Pacific’s lawyers fought back, arguing that the it should not have to pay thanks to the Culver City rent moratorium. The company also claimed that OliverMcMillan had sued under the wrong corporate entity. OliverMcMillan countered that Pacific was going “to great lengths to avoid the heart of the dispute.”

“Defendants signed a Lease and Guaranty,” the attorneys wrote. “They have not paid a dime of rent since March 1, 2020. They owe the rent. Defendants do not question the amount sought or deny that they have withheld rent.”

But on March 12, Judge Mitchell Beckloff ruled in favor of Pacific, finding that the alternate entity, OMCC Theater Owner LLC, is the true landlord and that OliverMcMillan did not have standing to seize Pacific’s assets. Judge Michael P. Linfield later rejected a motion from OMCC to intervene in the case, forcing OMCC to file a new lawsuit. By that point, the amount of unpaid rent had grown to $2.7 million.

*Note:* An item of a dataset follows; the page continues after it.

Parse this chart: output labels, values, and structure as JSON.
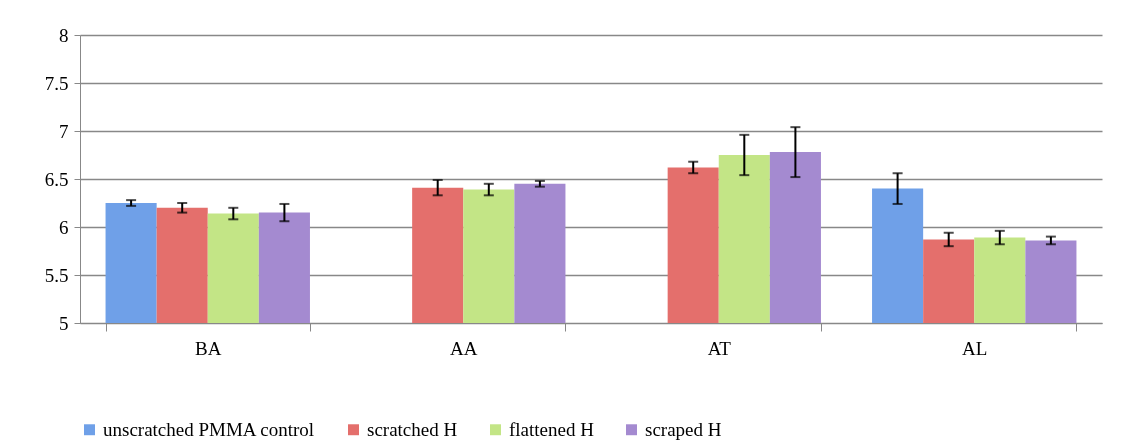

Pacific countersued OMCC on March 23, claiming that the Culver City COVID shutdown order triggered a breach in OMCC’s obligation under the lease to ensure that “there are no… governmental rules, statutes, ordinances, policies or plans, which would materially interfere with the operation” of a theater.

Nora Dashwood, a vice president at Pacific Theatres, said in a court declaration that she had notified the landlord in March 2020 that the company would not be able to pay rent. She noted that in 40 years in the exhibition business, she had never encountered a situation where government orders forced the closure of all movie theaters.

“The impact of these closures was and is devastating the Tenant’s business, as Tenant’s operating income at the Premises has been reduced to zero,” she wrote.

Attorneys and representatives for OliverMcMillan and Macerich declined to comment. Pacific Theatres has not commented publicly since announced that its locations would close for good earlier this month. The closure has been felt most acutely by fans of the ArcLight Hollywood and the Cinerama Dome, and the fate of that historic landmark remains unclear.

“This was not the outcome anyone wanted, but despite a huge effort that exhausted all potential options, the company does not have a viable way forward,” the company said at the time.